Necessity is the mother of all invention.

Ten years ago, there was no Facebook. Twenty years before that, the iPad was not in existence. Thirty years prior to that, Facebook or iPad, you couldn’t access any.

What do Facebook, the iPad and the internet have in common? At inception, they seemed to be the craziest ideas anyone could come up with. Today, concepts which began in the safe confines of a dreamer’s mind are explored and expanded by billions of us.

All things are changing around us, and it is only the careless manager who fails to prepare for the inevitable, or meet evolving circumstances with brave preparedness.

The world has become an ever-moving automobile, and you’d better be prepared with your business gadgets, tools and concepts and approaches, or you’d soon be left behind, staring blankly and wide-eyed at the settling dust on the departed automobile’s route.

Innovation is on the move.

New ways are being developed in all sectors to do things better, to change how we see the world, how we move, how we interact, where we interact. Everybody’s in a hurry to leave today behind for tomorrow – the future of NOW, the birth-place of its solutions.


The work environment has changed radically from what it once was. Portfolios are being created on the go. Work has gradually changed from a place to an event. It is no longer a matter of where you are physically located but what you do there. No longer a where, but a what. It’s changed from a noun to a verb. So the webmaster of Twitter Inc. could well at this minute be monitoring events from his toilet seat, or from the dark corridors of a movie theatre. You no longer have to brush up, dress up, drive for 4 merciless hours through Lagos traffic, and get on a place to South Africa, simply to stand before a projector screen and a band of tired executives when the send button is simply a button away.


In the Legal world, traditional law firms with their mountainous loads of briefs and abstract drafts are watching as the widespread paper craze is diminishing before their very eyes.
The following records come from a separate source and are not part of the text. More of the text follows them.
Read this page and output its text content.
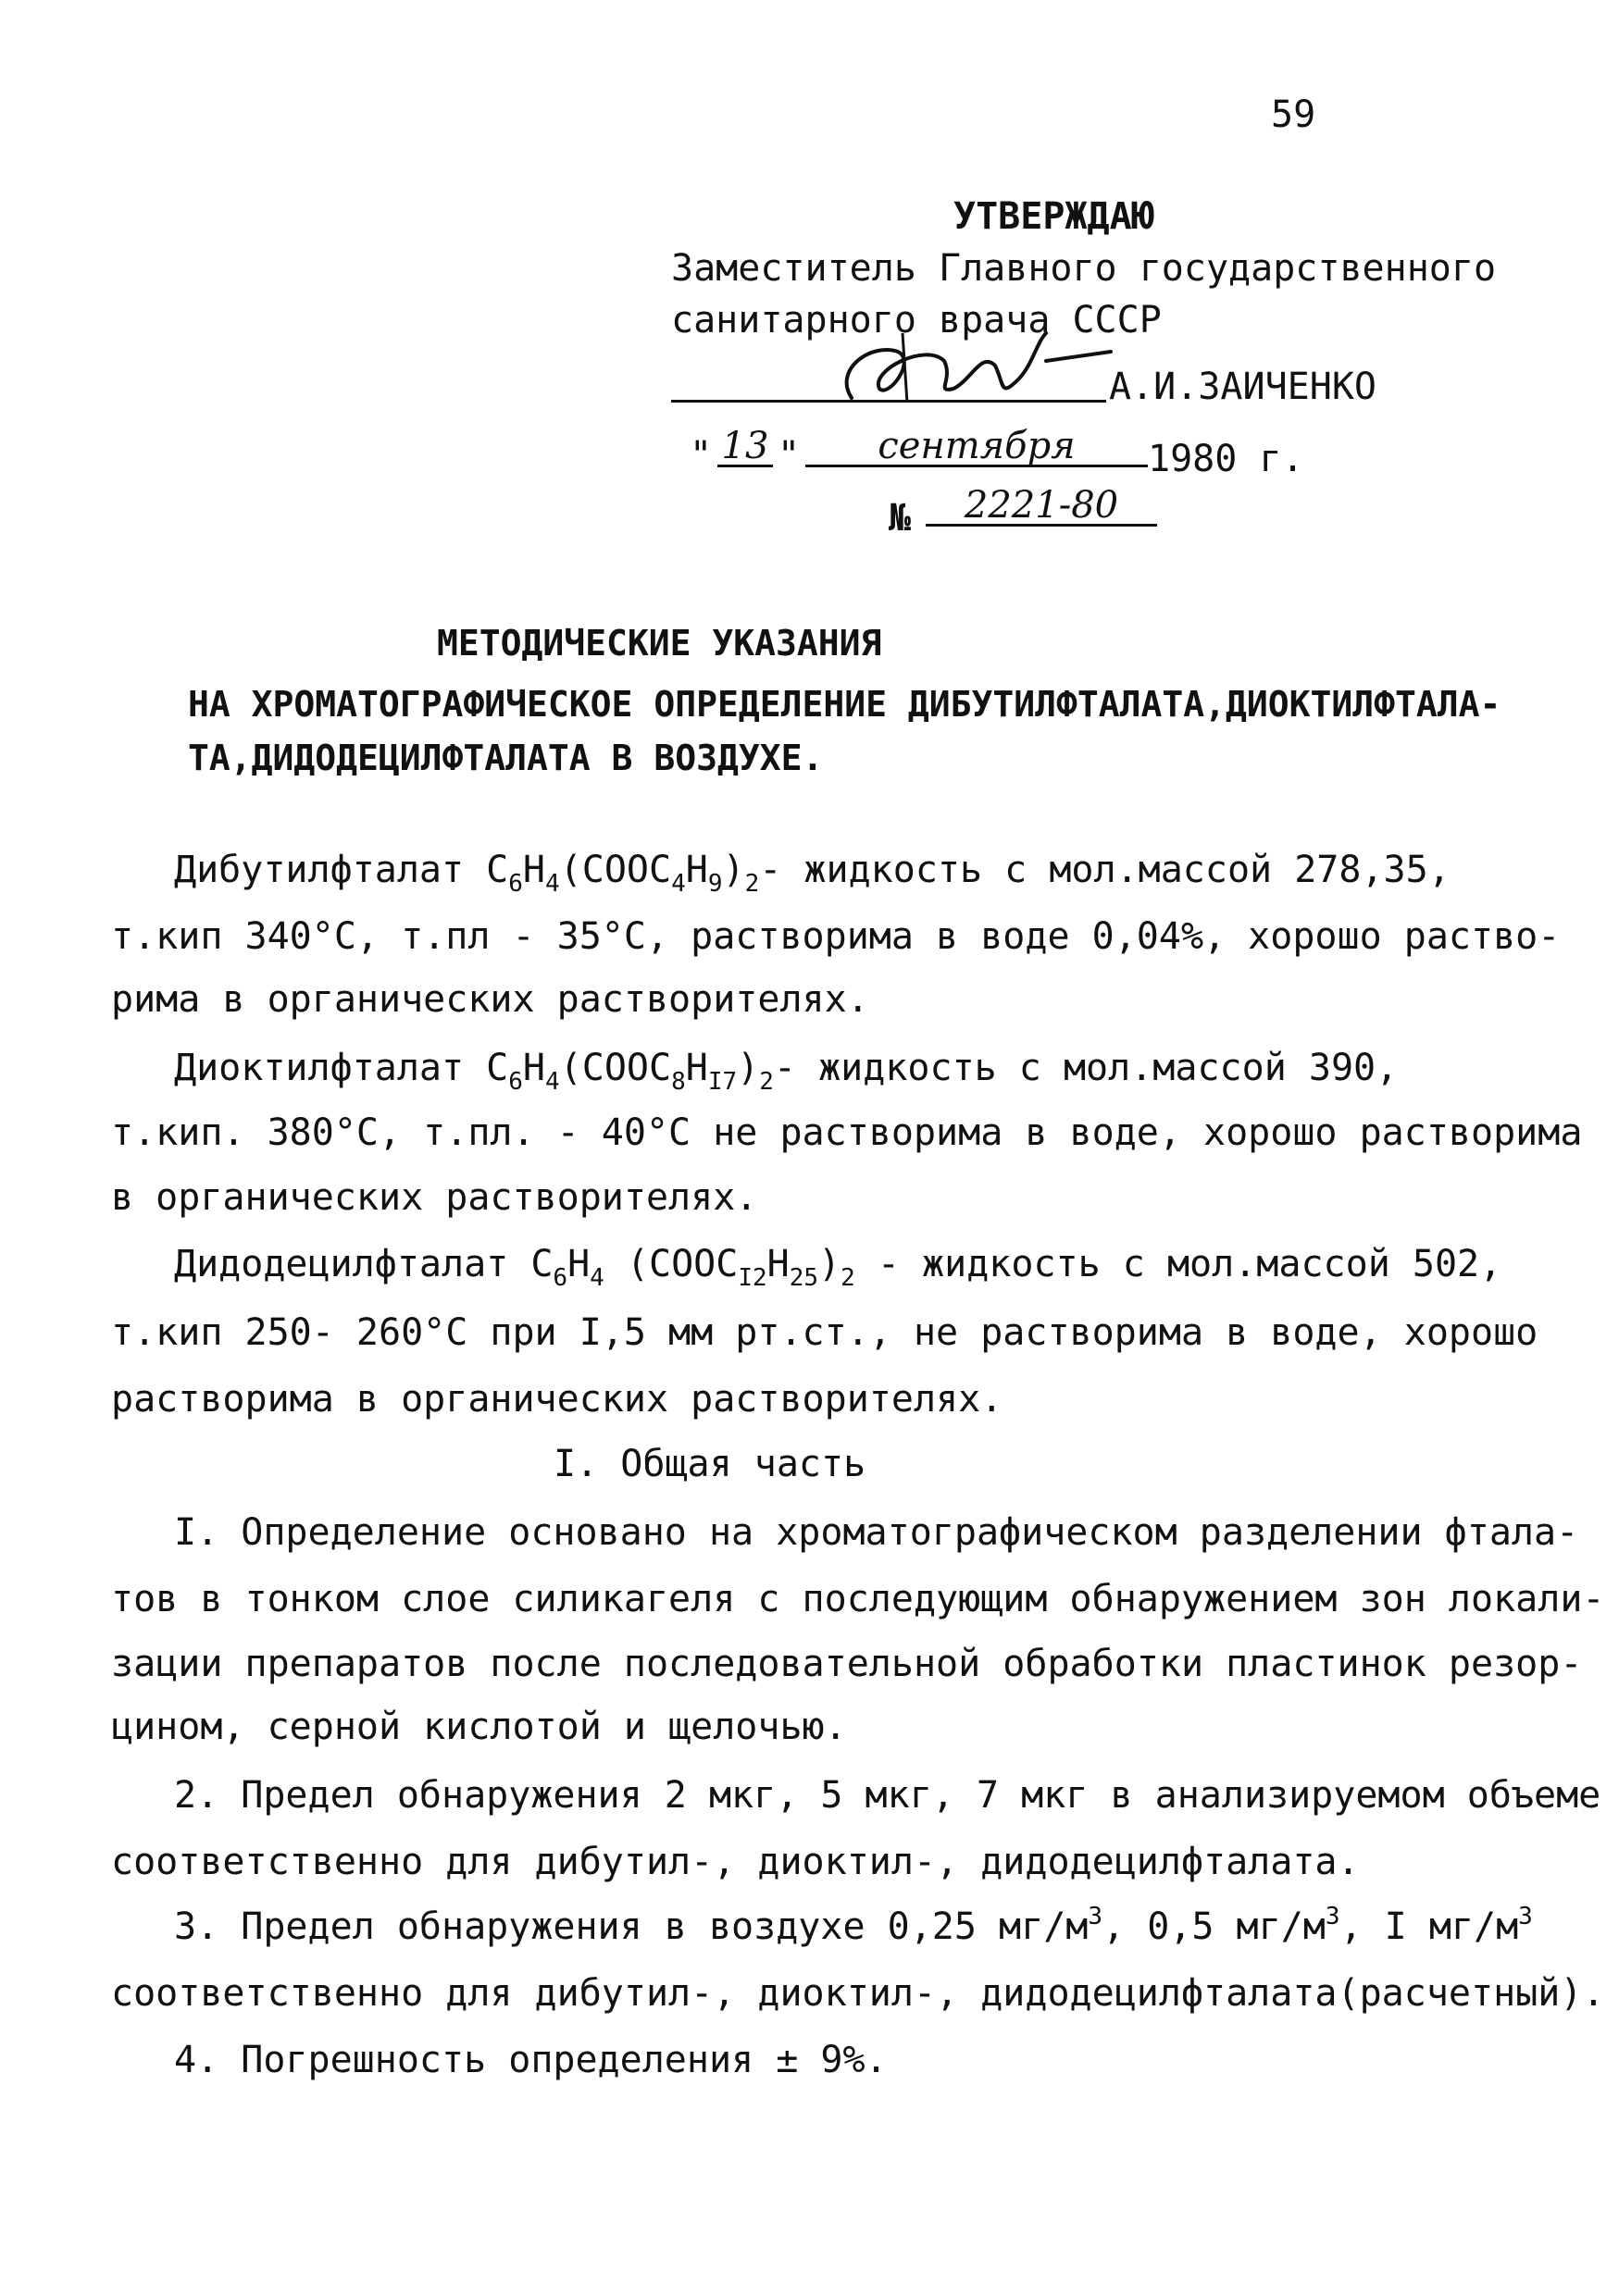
59
УТВЕРЖДАЮ
Заместитель Главного государственного
санитарного врача СССР
А.И.ЗАИЧЕНКО
" 13 "	сентября	1980 г.
№	2221-80
МЕТОДИЧЕСКИЕ УКАЗАНИЯ
НА ХРОМАТОГРАФИЧЕСКОЕ ОПРЕДЕЛЕНИЕ ДИБУТИЛФТАЛАТА,ДИОКТИЛФТАЛА-
ТА,ДИДОДЕЦИЛФТАЛАТА В ВОЗДУХЕ.
Дибутилфталат $C_6H_4(COOC_4H_9)_2-$ жидкость с мол.массой 278,35,
т.кип 340°С, т.пл - 35°С, растворима в воде 0,04%, хорошо раство-
рима в органических растворителях.
Диоктилфталат $C_6H_4(COOC_8H_{I7})_2-$ жидкость с мол.массой 390,
т.кип. 380°С, т.пл. - 40°С не растворима в воде, хорошо растворима
в органических растворителях.
Дидодецилфталат $C_6H_4$ $(COOC_{I2}H_{25})_2$ - жидкость с мол.массой 502,
т.кип 250- 260°С при I,5 мм рт.ст., не растворима в воде, хорошо
растворима в органических растворителях.
I. Общая часть
I. Определение основано на хроматографическом разделении фтала-
тов в тонком слое силикагеля с последующим обнаружением зон локали-
зации препаратов после последовательной обработки пластинок резор-
цином, серной кислотой и щелочью.
2. Предел обнаружения 2 мкг, 5 мкг, 7 мкг в анализируемом объеме
соответственно для дибутил-, диоктил-, дидодецилфталата.
3. Предел обнаружения в воздухе 0,25 $мг/м^3$, 0,5 $мг/м^3$, I $мг/м^3$
соответственно для дибутил-, диоктил-, дидодецилфталата(расчетный).
4. Погрешность определения ± 9%.
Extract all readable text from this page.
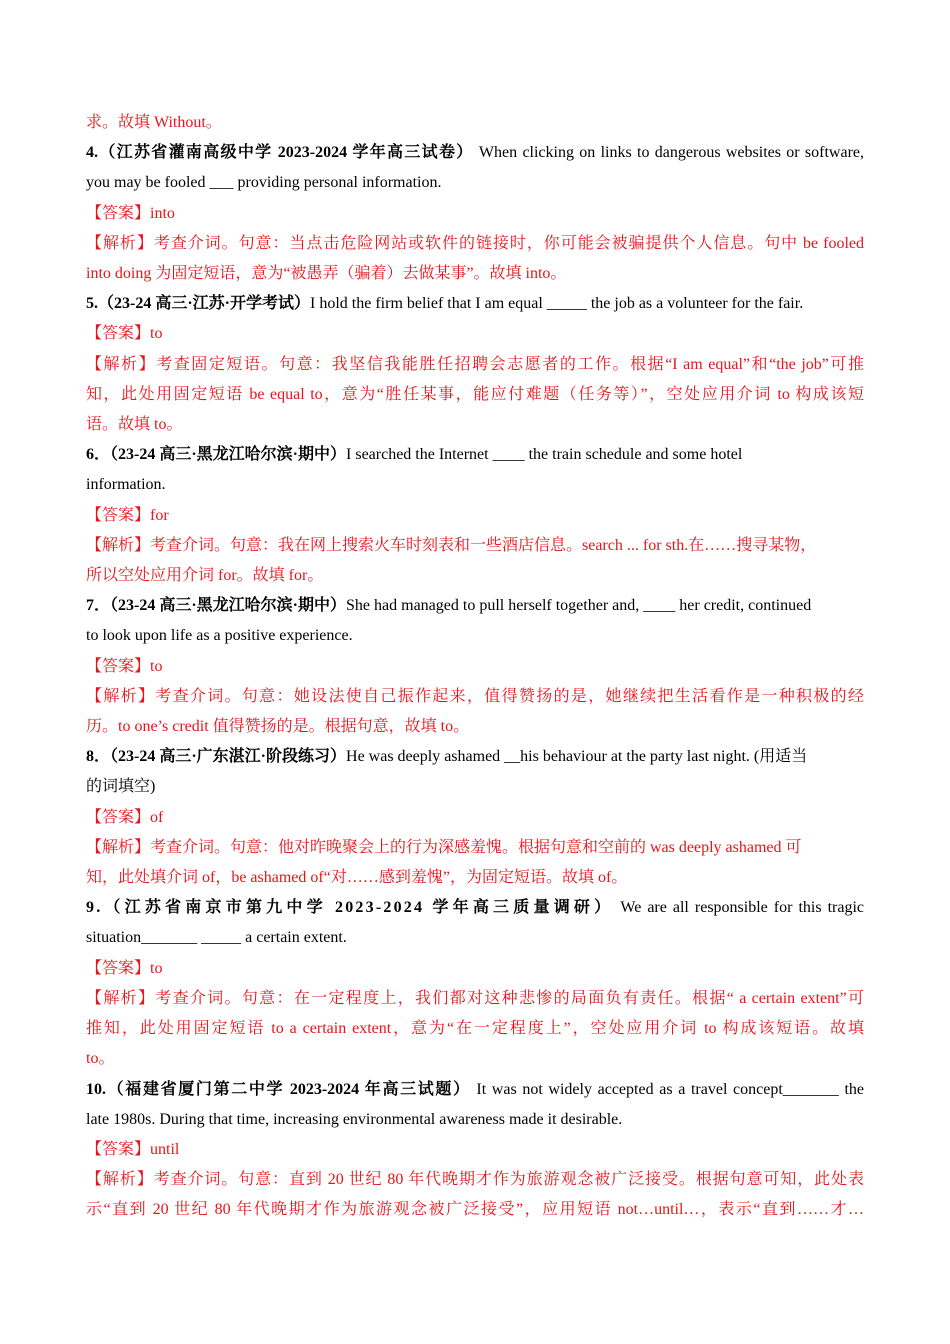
求。故填 Without。
4.（江苏省灌南高级中学 2023-2024 学年高三试卷） When clicking on links to dangerous websites or software,
you may be fooled ___ providing personal information.
【答案】into
【解析】考查介词。句意：当点击危险网站或软件的链接时，你可能会被骗提供个人信息。句中 be fooled
into doing 为固定短语，意为“被愚弄（骗着）去做某事”。故填 into。
5.（23-24 高三·江苏·开学考试）I hold the firm belief that I am equal _____ the job as a volunteer for the fair.
【答案】to
【解析】考查固定短语。句意：我坚信我能胜任招聘会志愿者的工作。根据“I am equal”和“the job”可推
知，此处用固定短语 be equal to，意为“胜任某事，能应付难题（任务等）”，空处应用介词 to 构成该短
语。故填 to。
6．（23-24 高三·黑龙江哈尔滨·期中）I searched the Internet ____ the train schedule and some hotel
information.
【答案】for
【解析】考查介词。句意：我在网上搜索火车时刻表和一些酒店信息。search ... for sth.在……搜寻某物，
所以空处应用介词 for。故填 for。
7．（23-24 高三·黑龙江哈尔滨·期中）She had managed to pull herself together and, ____ her credit, continued
to look upon life as a positive experience.
【答案】to
【解析】考查介词。句意：她设法使自己振作起来，值得赞扬的是，她继续把生活看作是一种积极的经
历。to one’s credit 值得赞扬的是。根据句意，故填 to。
8．（23-24 高三·广东湛江·阶段练习）He was deeply ashamed __his behaviour at the party last night. (用适当
的词填空)
【答案】of
【解析】考查介词。句意：他对昨晚聚会上的行为深感羞愧。根据句意和空前的 was deeply ashamed 可
知，此处填介词 of，be ashamed of“对……感到羞愧”，为固定短语。故填 of。
9.（江苏省南京市第九中学 2023-2024 学年高三质量调研） We are all responsible for this tragic
situation_______ _____ a certain extent.
【答案】to
【解析】考查介词。句意：在一定程度上，我们都对这种悲惨的局面负有责任。根据“ a certain extent”可
推知，此处用固定短语 to a certain extent，意为“在一定程度上”，空处应用介词 to 构成该短语。故填
to。
10.（福建省厦门第二中学 2023-2024 年高三试题） It was not widely accepted as a travel concept_______ the
late 1980s. During that time, increasing environmental awareness made it desirable.
【答案】until
【解析】考查介词。句意：直到 20 世纪 80 年代晚期才作为旅游观念被广泛接受。根据句意可知，此处表
示“直到 20 世纪 80 年代晚期才作为旅游观念被广泛接受”，应用短语 not…until…，表示“直到……才…
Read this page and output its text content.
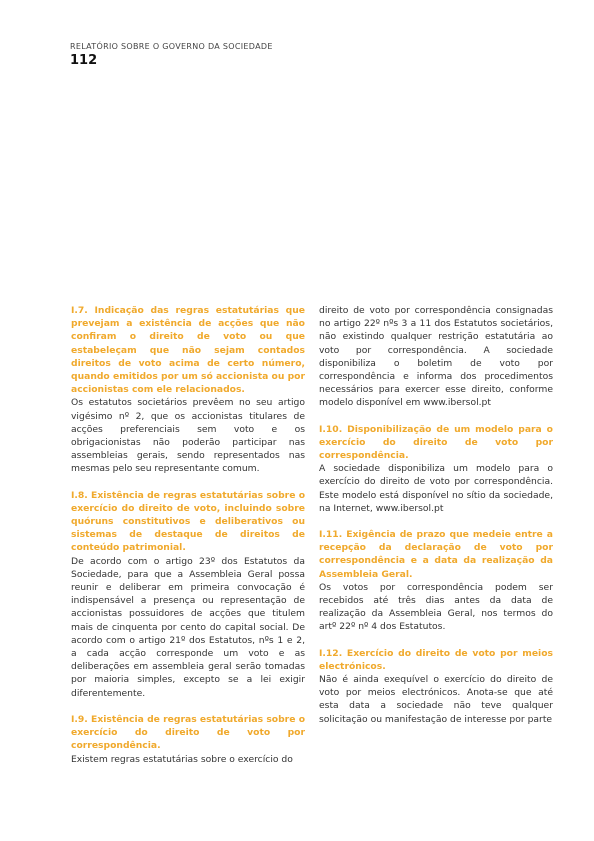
RELATÓRIO SOBRE O GOVERNO DA SOCIEDADE
112

I.7. Indicação das regras estatutárias que prevejam a existência de acções que não confiram o direito de voto ou que estabeleçam que não sejam contados direitos de voto acima de certo número, quando emitidos por um só accionista ou por accionistas com ele relacionados.

Os estatutos societários prevêem no seu artigo vigésimo nº 2, que os accionistas titulares de acções preferenciais sem voto e os obrigacionistas não poderão participar nas assembleias gerais, sendo representados nas mesmas pelo seu representante comum.

I.8. Existência de regras estatutárias sobre o exercício do direito de voto, incluindo sobre quóruns constitutivos e deliberativos ou sistemas de destaque de direitos de conteúdo patrimonial.

De acordo com o artigo 23º dos Estatutos da Sociedade, para que a Assembleia Geral possa reunir e deliberar em primeira convocação é indispensável a presença ou representação de accionistas possuidores de acções que titulem mais de cinquenta por cento do capital social. De acordo com o artigo 21º dos Estatutos, nºs 1 e 2, a cada acção corresponde um voto e as deliberações em assembleia geral serão tomadas por maioria simples, excepto se a lei exigir diferentemente.

I.9. Existência de regras estatutárias sobre o exercício do direito de voto por correspondência.

Existem regras estatutárias sobre o exercício do

direito de voto por correspondência consignadas no artigo 22º nºs 3 a 11 dos Estatutos societários, não existindo qualquer restrição estatutária ao voto por correspondência. A sociedade disponibiliza o boletim de voto por correspondência e informa dos procedimentos necessários para exercer esse direito, conforme modelo disponível em www.ibersol.pt

I.10. Disponibilização de um modelo para o exercício do direito de voto por correspondência.

A sociedade disponibiliza um modelo para o exercício do direito de voto por correspondência. Este modelo está disponível no sítio da sociedade, na Internet, www.ibersol.pt

I.11. Exigência de prazo que medeie entre a recepção da declaração de voto por correspondência e a data da realização da Assembleia Geral.

Os votos por correspondência podem ser recebidos até três dias antes da data de realização da Assembleia Geral, nos termos do artº 22º nº 4 dos Estatutos.

I.12. Exercício do direito de voto por meios electrónicos.

Não é ainda exequível o exercício do direito de voto por meios electrónicos. Anota-se que até esta data a sociedade não teve qualquer solicitação ou manifestação de interesse por parte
Huge libraries are being discarded for desktop document folders, and telecommuting is overtaking boardroom gathering.

The world has changed drastically from what it once 50 years ago. Put simply, the Future got impatient in its waiting room and has started banging relentlessly on the doors of the Present. Artificial intelligence, an original favourite of Hollywood and doomsday prophets, has come to stay. In 2017, Sophia (the robot) spoke at a United Nations Conference, exchanged tweets with Tesla’s CEO, Elon Musk, and attained Saudi Arabia citizenship.


These are interesting times. For the world. For us all.

The world out there rings no alarms before it picks itself up and zooms in the direction of tomorrow.

We are all aware.

But what are we doing about that?

Are we as anticipatory as survival screams that we are?